LE  LAVOIR
 
 
 
 
 
 
 
 
Eau claire du ruisseau, je prenais bien mon temps ,
Au beau milieu des herbes pour traverser les champs.
A la lisière d'un bois, dans une clairière
Un grand trou dans la terre, un barrage de pierres
Me retinrent prisonnière et sans même le savoir
Moi, le petit cours d'eau je devins un lavoir.

De braves ménagères des grosses et des fluettes
Arrivaient une à une en poussant leurs brouettes.
A l'ombre de gros chênes juchés sur un talus
Elles préparaient un feu découvrant leurs bras nus.
A genoux dans la paille elles s'éreintaient le dos
Savonnant puis tordant sur des cailloux très gros
Chemises et pantalons qui vomissaient la trace
Laiteuse du savon mélangée à la crasse.

Le linge sale bouillait dans de grosses lessiveuses
La marmaille dans les bois s'ébattait, elle, heureuse.
Les jeunes châtaigniers étaient une providence.
Pour ces jeunes guerriers ils devenaient des lances
Flèches, arcs et épées, toute la panoplie,
Les branches pour les armes, les feuilles pour habits.
Puis les héros partaient dans les hautes fougères
Poursuivre les méchants. Impitoyable guerre.
Le départ était vif, impatientes les montures.
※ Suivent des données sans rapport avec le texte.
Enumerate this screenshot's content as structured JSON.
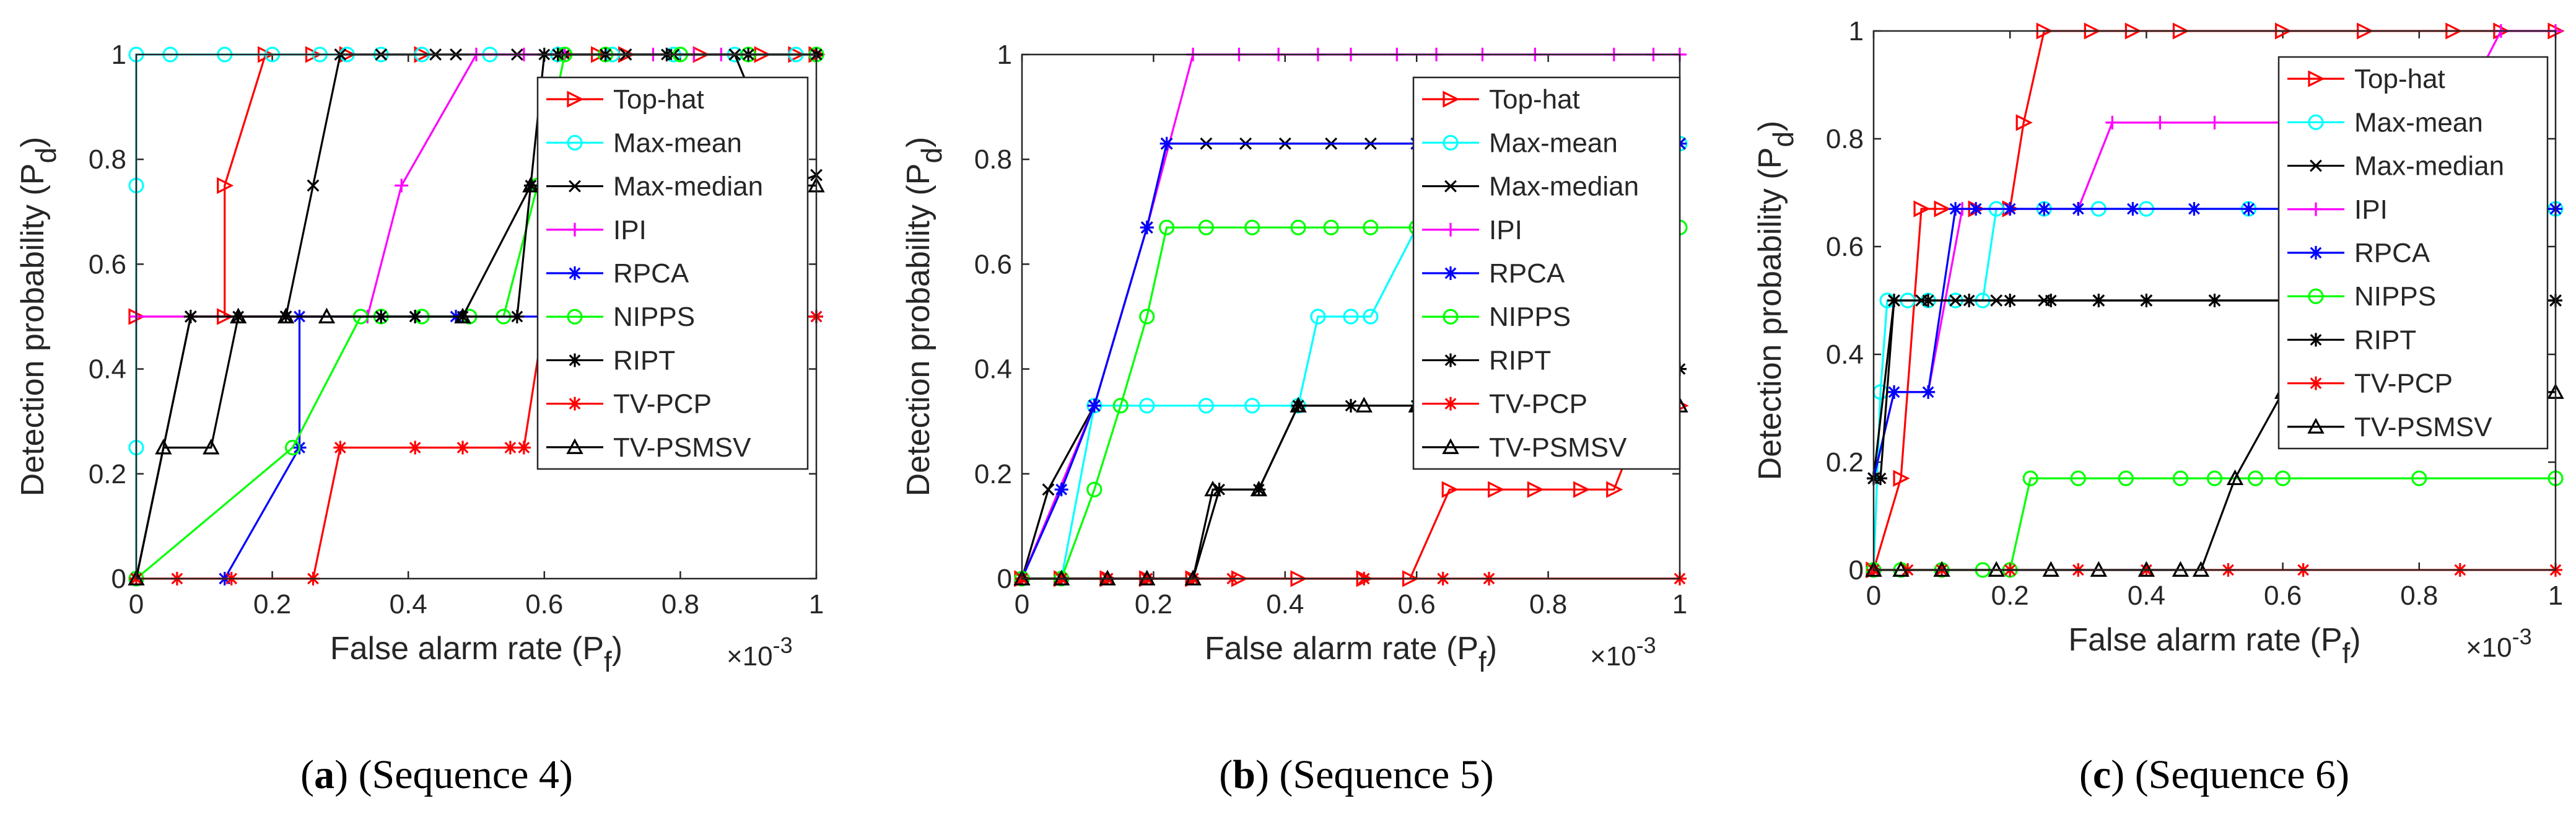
{
  "chart_data": [
    {
      "type": "line",
      "title": "",
      "caption_letter": "a",
      "caption_rest": "(Sequence 4)",
      "xlabel": "False alarm rate (P",
      "xlabel_sub": "f",
      "xlabel_end": ")",
      "ylabel": "Detection probability (P",
      "ylabel_sub": "d",
      "ylabel_end": ")",
      "x_exponent": "×10",
      "x_exponent_power": "-3",
      "xlim": [
        0,
        1
      ],
      "ylim": [
        0,
        1
      ],
      "xticks": [
        0,
        0.2,
        0.4,
        0.6,
        0.8,
        1
      ],
      "yticks": [
        0,
        0.2,
        0.4,
        0.6,
        0.8,
        1
      ],
      "xtick_labels": [
        "0",
        "0.2",
        "0.4",
        "0.6",
        "0.8",
        "1"
      ],
      "ytick_labels": [
        "0",
        "0.2",
        "0.4",
        "0.6",
        "0.8",
        "1"
      ],
      "legend_position": "right",
      "series": [
        {
          "name": "Top-hat",
          "color": "#ff0000",
          "marker": "triangle-right",
          "x": [
            0,
            0.13,
            0.13,
            0.19,
            0.26,
            0.31,
            0.42,
            0.63,
            0.68,
            0.72,
            0.83,
            0.92,
            0.97,
            1.0
          ],
          "y": [
            0.5,
            0.5,
            0.75,
            1,
            1,
            1,
            1,
            1,
            1,
            1,
            1,
            1,
            1,
            1
          ]
        },
        {
          "name": "Max-mean",
          "color": "#00ffff",
          "marker": "circle",
          "x": [
            0,
            0,
            0,
            0,
            0.05,
            0.13,
            0.2,
            0.27,
            0.31,
            0.36,
            0.42,
            0.52,
            0.62,
            0.7,
            0.79,
            0.88,
            0.97,
            1.0
          ],
          "y": [
            0,
            0.25,
            0.75,
            1,
            1,
            1,
            1,
            1,
            1,
            1,
            1,
            1,
            1,
            1,
            1,
            1,
            1,
            1
          ]
        },
        {
          "name": "Max-median",
          "color": "#000000",
          "marker": "x",
          "x": [
            0,
            0.08,
            0.22,
            0.26,
            0.3,
            0.36,
            0.44,
            0.47,
            0.56,
            0.63,
            0.72,
            0.79,
            0.88,
            0.96,
            1.0
          ],
          "y": [
            0,
            0.5,
            0.5,
            0.75,
            1,
            1,
            1,
            1,
            1,
            1,
            1,
            1,
            1,
            0.75,
            0.77
          ]
        },
        {
          "name": "IPI",
          "color": "#ff00ff",
          "marker": "plus",
          "x": [
            0,
            0.34,
            0.39,
            0.5,
            0.57,
            0.63,
            0.69,
            0.76,
            0.82,
            0.86,
            1.0
          ],
          "y": [
            0.5,
            0.5,
            0.75,
            1,
            1,
            1,
            1,
            1,
            1,
            1,
            1
          ]
        },
        {
          "name": "RPCA",
          "color": "#0000ff",
          "marker": "asterisk",
          "x": [
            0.13,
            0.24,
            0.24,
            0.36,
            0.41,
            0.47,
            0.62,
            1.0
          ],
          "y": [
            0,
            0.25,
            0.5,
            0.5,
            0.5,
            0.5,
            0.5,
            0.5
          ]
        },
        {
          "name": "NIPPS",
          "color": "#00ff00",
          "marker": "circle",
          "x": [
            0,
            0.23,
            0.33,
            0.36,
            0.42,
            0.49,
            0.54,
            0.59,
            0.63,
            0.69,
            0.8,
            0.9,
            1.0
          ],
          "y": [
            0,
            0.25,
            0.5,
            0.5,
            0.5,
            0.5,
            0.5,
            0.75,
            1,
            1,
            1,
            1,
            1
          ]
        },
        {
          "name": "RIPT",
          "color": "#000000",
          "marker": "asterisk",
          "x": [
            0,
            0.08,
            0.15,
            0.22,
            0.36,
            0.41,
            0.48,
            0.56,
            0.58,
            0.6,
            0.62,
            0.69,
            0.78,
            0.9,
            1.0
          ],
          "y": [
            0,
            0.5,
            0.5,
            0.5,
            0.5,
            0.5,
            0.5,
            0.5,
            0.75,
            1,
            1,
            1,
            1,
            1,
            1
          ]
        },
        {
          "name": "TV-PCP",
          "color": "#ff0000",
          "marker": "asterisk",
          "x": [
            0,
            0.06,
            0.14,
            0.26,
            0.3,
            0.41,
            0.48,
            0.55,
            0.57,
            0.6,
            0.63,
            1.0
          ],
          "y": [
            0,
            0,
            0,
            0,
            0.25,
            0.25,
            0.25,
            0.25,
            0.25,
            0.5,
            0.5,
            0.5
          ]
        },
        {
          "name": "TV-PSMSV",
          "color": "#000000",
          "marker": "triangle-up",
          "x": [
            0,
            0.04,
            0.11,
            0.15,
            0.22,
            0.28,
            0.48,
            0.58,
            0.61,
            0.7,
            0.8,
            0.9,
            1.0
          ],
          "y": [
            0,
            0.25,
            0.25,
            0.5,
            0.5,
            0.5,
            0.5,
            0.75,
            0.75,
            0.75,
            0.75,
            0.75,
            0.75
          ]
        }
      ]
    },
    {
      "type": "line",
      "title": "",
      "caption_letter": "b",
      "caption_rest": "(Sequence 5)",
      "xlabel": "False alarm rate (P",
      "xlabel_sub": "f",
      "xlabel_end": ")",
      "ylabel": "Detection probability (P",
      "ylabel_sub": "d",
      "ylabel_end": ")",
      "x_exponent": "×10",
      "x_exponent_power": "-3",
      "xlim": [
        0,
        1
      ],
      "ylim": [
        0,
        1
      ],
      "xticks": [
        0,
        0.2,
        0.4,
        0.6,
        0.8,
        1
      ],
      "yticks": [
        0,
        0.2,
        0.4,
        0.6,
        0.8,
        1
      ],
      "xtick_labels": [
        "0",
        "0.2",
        "0.4",
        "0.6",
        "0.8",
        "1"
      ],
      "ytick_labels": [
        "0",
        "0.2",
        "0.4",
        "0.6",
        "0.8",
        "1"
      ],
      "legend_position": "right",
      "series": [
        {
          "name": "Top-hat",
          "color": "#ff0000",
          "marker": "triangle-right",
          "x": [
            0,
            0.06,
            0.13,
            0.19,
            0.26,
            0.33,
            0.42,
            0.52,
            0.59,
            0.65,
            0.72,
            0.78,
            0.85,
            0.9,
            0.95,
            1.0
          ],
          "y": [
            0,
            0,
            0,
            0,
            0,
            0,
            0,
            0,
            0,
            0.17,
            0.17,
            0.17,
            0.17,
            0.17,
            0.33,
            0.33
          ]
        },
        {
          "name": "Max-mean",
          "color": "#00ffff",
          "marker": "circle",
          "x": [
            0,
            0.06,
            0.11,
            0.19,
            0.28,
            0.35,
            0.42,
            0.45,
            0.5,
            0.53,
            0.6,
            0.7,
            0.8,
            0.9,
            1.0
          ],
          "y": [
            0,
            0,
            0.33,
            0.33,
            0.33,
            0.33,
            0.33,
            0.5,
            0.5,
            0.5,
            0.67,
            0.83,
            0.83,
            0.83,
            0.83
          ]
        },
        {
          "name": "Max-median",
          "color": "#000000",
          "marker": "x",
          "x": [
            0,
            0.04,
            0.11,
            0.19,
            0.22,
            0.28,
            0.34,
            0.4,
            0.47,
            0.53,
            0.6,
            0.75,
            0.9,
            1.0
          ],
          "y": [
            0,
            0.17,
            0.33,
            0.67,
            0.83,
            0.83,
            0.83,
            0.83,
            0.83,
            0.83,
            0.83,
            0.83,
            0.83,
            0.83
          ]
        },
        {
          "name": "IPI",
          "color": "#ff00ff",
          "marker": "plus",
          "x": [
            0,
            0.11,
            0.19,
            0.26,
            0.33,
            0.39,
            0.45,
            0.5,
            0.57,
            0.63,
            0.7,
            0.78,
            0.9,
            0.96,
            1.0
          ],
          "y": [
            0,
            0.33,
            0.67,
            1,
            1,
            1,
            1,
            1,
            1,
            1,
            1,
            1,
            1,
            1,
            1
          ]
        },
        {
          "name": "RPCA",
          "color": "#0000ff",
          "marker": "asterisk",
          "x": [
            0,
            0.06,
            0.11,
            0.19,
            0.22,
            0.6,
            0.8,
            1.0
          ],
          "y": [
            0,
            0.17,
            0.33,
            0.67,
            0.83,
            0.83,
            0.83,
            0.83
          ]
        },
        {
          "name": "NIPPS",
          "color": "#00ff00",
          "marker": "circle",
          "x": [
            0,
            0.06,
            0.11,
            0.15,
            0.19,
            0.22,
            0.28,
            0.35,
            0.42,
            0.47,
            0.53,
            0.6,
            0.7,
            0.85,
            1.0
          ],
          "y": [
            0,
            0,
            0.17,
            0.33,
            0.5,
            0.67,
            0.67,
            0.67,
            0.67,
            0.67,
            0.67,
            0.67,
            0.67,
            0.67,
            0.67
          ]
        },
        {
          "name": "RIPT",
          "color": "#000000",
          "marker": "asterisk",
          "x": [
            0,
            0.06,
            0.13,
            0.19,
            0.26,
            0.3,
            0.36,
            0.42,
            0.5,
            0.6,
            0.75,
            0.9,
            1.0
          ],
          "y": [
            0,
            0,
            0,
            0,
            0,
            0.17,
            0.17,
            0.33,
            0.33,
            0.33,
            0.33,
            0.33,
            0.4
          ]
        },
        {
          "name": "TV-PCP",
          "color": "#ff0000",
          "marker": "asterisk",
          "x": [
            0,
            0.06,
            0.13,
            0.19,
            0.26,
            0.32,
            0.52,
            0.64,
            0.71,
            1.0
          ],
          "y": [
            0,
            0,
            0,
            0,
            0,
            0,
            0,
            0,
            0,
            0
          ]
        },
        {
          "name": "TV-PSMSV",
          "color": "#000000",
          "marker": "triangle-up",
          "x": [
            0,
            0.06,
            0.13,
            0.19,
            0.26,
            0.29,
            0.36,
            0.42,
            0.52,
            0.6,
            0.75,
            0.9,
            1.0
          ],
          "y": [
            0,
            0,
            0,
            0,
            0,
            0.17,
            0.17,
            0.33,
            0.33,
            0.33,
            0.33,
            0.33,
            0.33
          ]
        }
      ]
    },
    {
      "type": "line",
      "title": "",
      "caption_letter": "c",
      "caption_rest": "(Sequence 6)",
      "xlabel": "False alarm rate (P",
      "xlabel_sub": "f",
      "xlabel_end": ")",
      "ylabel": "Detection probability (P",
      "ylabel_sub": "d",
      "ylabel_end": ")",
      "x_exponent": "×10",
      "x_exponent_power": "-3",
      "xlim": [
        0,
        1
      ],
      "ylim": [
        0,
        1
      ],
      "xticks": [
        0,
        0.2,
        0.4,
        0.6,
        0.8,
        1
      ],
      "yticks": [
        0,
        0.2,
        0.4,
        0.6,
        0.8,
        1
      ],
      "xtick_labels": [
        "0",
        "0.2",
        "0.4",
        "0.6",
        "0.8",
        "1"
      ],
      "ytick_labels": [
        "0",
        "0.2",
        "0.4",
        "0.6",
        "0.8",
        "1"
      ],
      "legend_position": "right",
      "series": [
        {
          "name": "Top-hat",
          "color": "#ff0000",
          "marker": "triangle-right",
          "x": [
            0,
            0.04,
            0.07,
            0.1,
            0.15,
            0.2,
            0.22,
            0.25,
            0.32,
            0.38,
            0.45,
            0.6,
            0.72,
            0.85,
            0.92,
            1.0
          ],
          "y": [
            0,
            0.17,
            0.67,
            0.67,
            0.67,
            0.67,
            0.83,
            1,
            1,
            1,
            1,
            1,
            1,
            1,
            1,
            1
          ]
        },
        {
          "name": "Max-mean",
          "color": "#00ffff",
          "marker": "circle",
          "x": [
            0,
            0.01,
            0.02,
            0.05,
            0.08,
            0.12,
            0.16,
            0.18,
            0.25,
            0.33,
            0.4,
            0.55,
            0.7,
            0.85,
            1.0
          ],
          "y": [
            0,
            0.33,
            0.5,
            0.5,
            0.5,
            0.5,
            0.5,
            0.67,
            0.67,
            0.67,
            0.67,
            0.67,
            0.67,
            0.67,
            0.67
          ]
        },
        {
          "name": "Max-median",
          "color": "#000000",
          "marker": "x",
          "x": [
            0,
            0.03,
            0.07,
            0.12,
            0.18,
            0.25,
            0.33,
            0.4,
            0.5,
            0.65,
            0.8,
            0.9,
            1.0
          ],
          "y": [
            0.17,
            0.5,
            0.5,
            0.5,
            0.5,
            0.5,
            0.5,
            0.5,
            0.5,
            0.5,
            0.5,
            0.5,
            0.5
          ]
        },
        {
          "name": "IPI",
          "color": "#ff00ff",
          "marker": "plus",
          "x": [
            0,
            0.03,
            0.08,
            0.13,
            0.2,
            0.3,
            0.35,
            0.42,
            0.5,
            0.6,
            0.7,
            0.85,
            0.92,
            1.0
          ],
          "y": [
            0.17,
            0.33,
            0.33,
            0.67,
            0.67,
            0.67,
            0.83,
            0.83,
            0.83,
            0.83,
            0.83,
            0.83,
            1,
            1
          ]
        },
        {
          "name": "RPCA",
          "color": "#0000ff",
          "marker": "asterisk",
          "x": [
            0,
            0.03,
            0.08,
            0.12,
            0.15,
            0.2,
            0.25,
            0.3,
            0.38,
            0.47,
            0.55,
            0.65,
            0.8,
            1.0
          ],
          "y": [
            0.17,
            0.33,
            0.33,
            0.67,
            0.67,
            0.67,
            0.67,
            0.67,
            0.67,
            0.67,
            0.67,
            0.67,
            0.67,
            0.67
          ]
        },
        {
          "name": "NIPPS",
          "color": "#00ff00",
          "marker": "circle",
          "x": [
            0,
            0.04,
            0.1,
            0.16,
            0.2,
            0.23,
            0.3,
            0.37,
            0.45,
            0.5,
            0.56,
            0.6,
            0.8,
            1.0
          ],
          "y": [
            0,
            0,
            0,
            0,
            0,
            0.17,
            0.17,
            0.17,
            0.17,
            0.17,
            0.17,
            0.17,
            0.17,
            0.17
          ]
        },
        {
          "name": "RIPT",
          "color": "#000000",
          "marker": "asterisk",
          "x": [
            0,
            0.01,
            0.03,
            0.08,
            0.14,
            0.2,
            0.26,
            0.33,
            0.4,
            0.5,
            0.7,
            1.0
          ],
          "y": [
            0.17,
            0.17,
            0.5,
            0.5,
            0.5,
            0.5,
            0.5,
            0.5,
            0.5,
            0.5,
            0.5,
            0.5
          ]
        },
        {
          "name": "TV-PCP",
          "color": "#ff0000",
          "marker": "asterisk",
          "x": [
            0,
            0.05,
            0.1,
            0.2,
            0.3,
            0.4,
            0.52,
            0.63,
            0.86,
            1.0
          ],
          "y": [
            0,
            0,
            0,
            0,
            0,
            0,
            0,
            0,
            0,
            0
          ]
        },
        {
          "name": "TV-PSMSV",
          "color": "#000000",
          "marker": "triangle-up",
          "x": [
            0,
            0.04,
            0.1,
            0.18,
            0.26,
            0.33,
            0.4,
            0.45,
            0.48,
            0.53,
            0.6,
            0.8,
            1.0
          ],
          "y": [
            0,
            0,
            0,
            0,
            0,
            0,
            0,
            0,
            0,
            0.17,
            0.33,
            0.33,
            0.33
          ]
        }
      ]
    }
  ]
}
Mais un genou blessé, une petite écorchure
Et les indiens en pleurs revenaient en boitant
Se faire consoler dans les bras de maman.
Cette priorité stoppait les commérages
Accalmie pour ces dames échinées à l'ouvrage.

Les vertes sauterelles, les trapus hannetons
Vivaient maîtres des lieux insensibles aux enfants
Ignorants le danger, pauvres petites bêtes
De finir prisonniers dans une boite d'allumettes.
De gracieuses libellules, sylphides de douceur
Dansaient d'étranges ballets autour de ma fraîcheur.

L'unique roue couinait, le linge mouillé et lourd
Rendait plus difficile la pente du retour.
Et puis de temps en temps les maris de ces dames
Me laissait repartir à l'aide d'une vanne.
Eau sale d'un lavoir je me jetais peu fière
Cacher mon infamie dans l'eau trouble d'une rivière.